When it comes to the semantic web, the general concern amongst researchers is feasability. If implemented, it would afford countless opportunities — but the path is the problem. How would we go about developing ontologies for the semantic web? And who would spend the time writing semantically accurate markup? Search doesn't seem so terrible right now, so there's no incentive.
What if, instead of waiting for an incentive on the producer's end, the users had an incentive to implement the semantic web? I propose this idea as an initial step: a collaborative bookmarking system, a la del.icio.us, allowing for semantic tagging rather than keyword tagging.
A first incarnation of semantic tagging might simply allow you to assign binary relationships in the form subject-verb-object, where subject is always the page in question. As a naive example, consider "Brain Diseases I Wish I Had". del.icio.us users have used the tags "article", "video", "science" and "psychology" (amongst other things). Semantic tags would say that it is in the form of an article, addresses science and psychology, and contains video.

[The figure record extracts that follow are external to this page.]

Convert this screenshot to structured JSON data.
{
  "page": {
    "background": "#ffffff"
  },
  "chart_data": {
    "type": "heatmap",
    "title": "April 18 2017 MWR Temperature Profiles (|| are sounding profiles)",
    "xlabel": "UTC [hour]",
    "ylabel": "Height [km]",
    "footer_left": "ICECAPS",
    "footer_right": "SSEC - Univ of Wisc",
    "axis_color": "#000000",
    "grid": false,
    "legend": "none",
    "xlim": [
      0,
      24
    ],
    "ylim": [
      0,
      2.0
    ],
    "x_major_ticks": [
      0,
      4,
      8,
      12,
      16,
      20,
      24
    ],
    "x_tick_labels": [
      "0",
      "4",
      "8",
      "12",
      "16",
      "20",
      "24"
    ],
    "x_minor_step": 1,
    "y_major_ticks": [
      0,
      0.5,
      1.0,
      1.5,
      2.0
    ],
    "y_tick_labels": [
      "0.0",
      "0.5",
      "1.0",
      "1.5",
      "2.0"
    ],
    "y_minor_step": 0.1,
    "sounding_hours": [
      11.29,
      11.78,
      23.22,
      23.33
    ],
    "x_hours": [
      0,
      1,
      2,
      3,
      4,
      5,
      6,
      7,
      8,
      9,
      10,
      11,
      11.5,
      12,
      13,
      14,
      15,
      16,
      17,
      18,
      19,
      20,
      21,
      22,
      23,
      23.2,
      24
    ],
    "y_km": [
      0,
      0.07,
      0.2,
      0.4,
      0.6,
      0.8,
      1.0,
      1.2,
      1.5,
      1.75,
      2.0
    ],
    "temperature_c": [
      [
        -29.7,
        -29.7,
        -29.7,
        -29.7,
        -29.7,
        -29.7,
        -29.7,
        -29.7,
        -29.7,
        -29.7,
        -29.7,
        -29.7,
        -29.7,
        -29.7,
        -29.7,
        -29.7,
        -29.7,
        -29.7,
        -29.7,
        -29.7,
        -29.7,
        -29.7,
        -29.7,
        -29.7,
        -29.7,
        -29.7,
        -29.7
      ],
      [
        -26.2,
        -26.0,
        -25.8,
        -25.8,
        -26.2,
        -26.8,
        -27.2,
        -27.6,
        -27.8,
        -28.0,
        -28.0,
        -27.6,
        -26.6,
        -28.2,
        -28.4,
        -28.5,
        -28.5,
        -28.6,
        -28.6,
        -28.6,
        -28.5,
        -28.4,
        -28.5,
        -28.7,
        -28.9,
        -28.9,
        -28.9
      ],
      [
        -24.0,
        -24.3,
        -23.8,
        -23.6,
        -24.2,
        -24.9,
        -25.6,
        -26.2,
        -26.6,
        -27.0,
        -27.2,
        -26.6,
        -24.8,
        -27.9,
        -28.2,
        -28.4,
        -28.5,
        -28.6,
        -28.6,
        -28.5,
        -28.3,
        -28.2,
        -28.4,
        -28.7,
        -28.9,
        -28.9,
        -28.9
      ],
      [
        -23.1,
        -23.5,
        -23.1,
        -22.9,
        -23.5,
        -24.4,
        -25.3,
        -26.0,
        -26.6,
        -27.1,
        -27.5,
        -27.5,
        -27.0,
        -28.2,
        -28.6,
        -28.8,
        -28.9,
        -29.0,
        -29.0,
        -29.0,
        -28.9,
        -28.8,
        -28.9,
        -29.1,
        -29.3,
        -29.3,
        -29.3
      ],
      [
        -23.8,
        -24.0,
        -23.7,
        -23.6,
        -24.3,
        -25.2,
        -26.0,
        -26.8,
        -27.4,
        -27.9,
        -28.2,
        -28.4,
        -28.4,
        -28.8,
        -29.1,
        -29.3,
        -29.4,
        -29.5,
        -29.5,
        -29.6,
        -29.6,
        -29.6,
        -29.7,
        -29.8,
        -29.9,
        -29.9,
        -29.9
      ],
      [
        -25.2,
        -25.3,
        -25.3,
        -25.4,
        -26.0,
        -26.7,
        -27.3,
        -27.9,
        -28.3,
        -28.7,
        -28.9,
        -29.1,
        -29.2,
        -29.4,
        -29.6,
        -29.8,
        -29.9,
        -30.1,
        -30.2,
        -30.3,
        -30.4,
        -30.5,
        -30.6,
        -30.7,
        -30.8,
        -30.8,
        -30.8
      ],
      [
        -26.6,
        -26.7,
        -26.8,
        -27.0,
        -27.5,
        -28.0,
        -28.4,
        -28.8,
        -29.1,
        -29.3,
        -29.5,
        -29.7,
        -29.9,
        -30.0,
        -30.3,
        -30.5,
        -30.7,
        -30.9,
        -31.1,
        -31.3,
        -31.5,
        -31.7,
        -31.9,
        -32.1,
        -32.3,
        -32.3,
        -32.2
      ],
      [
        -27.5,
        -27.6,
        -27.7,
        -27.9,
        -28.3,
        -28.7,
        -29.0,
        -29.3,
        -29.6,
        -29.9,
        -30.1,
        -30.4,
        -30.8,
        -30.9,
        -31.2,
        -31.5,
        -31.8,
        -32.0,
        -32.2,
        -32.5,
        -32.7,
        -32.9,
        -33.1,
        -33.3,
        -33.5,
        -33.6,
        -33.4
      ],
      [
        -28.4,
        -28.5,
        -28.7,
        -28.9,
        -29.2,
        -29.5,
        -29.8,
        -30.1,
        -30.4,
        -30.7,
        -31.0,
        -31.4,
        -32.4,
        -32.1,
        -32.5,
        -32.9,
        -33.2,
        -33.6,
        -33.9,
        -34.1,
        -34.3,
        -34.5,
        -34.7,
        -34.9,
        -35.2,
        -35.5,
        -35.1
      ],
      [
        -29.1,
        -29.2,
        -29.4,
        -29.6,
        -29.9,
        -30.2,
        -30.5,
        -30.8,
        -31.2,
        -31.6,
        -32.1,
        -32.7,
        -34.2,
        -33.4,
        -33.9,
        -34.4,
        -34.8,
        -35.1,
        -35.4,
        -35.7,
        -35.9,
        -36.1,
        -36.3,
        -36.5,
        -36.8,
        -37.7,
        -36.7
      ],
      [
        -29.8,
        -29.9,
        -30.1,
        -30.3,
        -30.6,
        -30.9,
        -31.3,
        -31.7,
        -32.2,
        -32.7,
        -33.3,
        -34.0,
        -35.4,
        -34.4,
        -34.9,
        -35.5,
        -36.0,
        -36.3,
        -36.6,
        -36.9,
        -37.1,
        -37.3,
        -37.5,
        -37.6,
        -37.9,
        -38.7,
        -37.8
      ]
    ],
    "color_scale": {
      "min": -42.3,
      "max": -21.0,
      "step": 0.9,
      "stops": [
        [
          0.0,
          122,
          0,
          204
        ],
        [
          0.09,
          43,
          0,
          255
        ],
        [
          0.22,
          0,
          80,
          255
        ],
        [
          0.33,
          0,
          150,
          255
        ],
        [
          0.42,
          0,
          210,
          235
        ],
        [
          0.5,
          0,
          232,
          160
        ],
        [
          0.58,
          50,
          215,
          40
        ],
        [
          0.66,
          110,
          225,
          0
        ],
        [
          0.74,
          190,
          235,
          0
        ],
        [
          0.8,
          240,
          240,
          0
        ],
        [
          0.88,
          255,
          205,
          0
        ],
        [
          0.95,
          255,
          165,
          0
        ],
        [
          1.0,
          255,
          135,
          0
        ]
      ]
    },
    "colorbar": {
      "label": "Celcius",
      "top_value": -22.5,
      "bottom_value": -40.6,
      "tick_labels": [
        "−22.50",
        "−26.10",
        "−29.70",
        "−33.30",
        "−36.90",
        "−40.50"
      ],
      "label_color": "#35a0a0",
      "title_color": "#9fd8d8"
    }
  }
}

Users would contribute this information because it would allow them to search their own bookmarks easily and find new links contributed by other users more efficiently. Using current web technologies like Ajax to reccomend words for relational tags (like "contains") would help hone the network. Clustering algorithms already implemented on sites like Flickr could help answer questions about the architecture of the web and increase the accuracy of search results despite multiple naming conventions. Simple analysis would allow automated summaries of a site's contents.
Over time, more detailed semantic information could be added (like recognizing psychology as a type of science), or even imported from Wikipedia or other open categorization systems and expanded upon.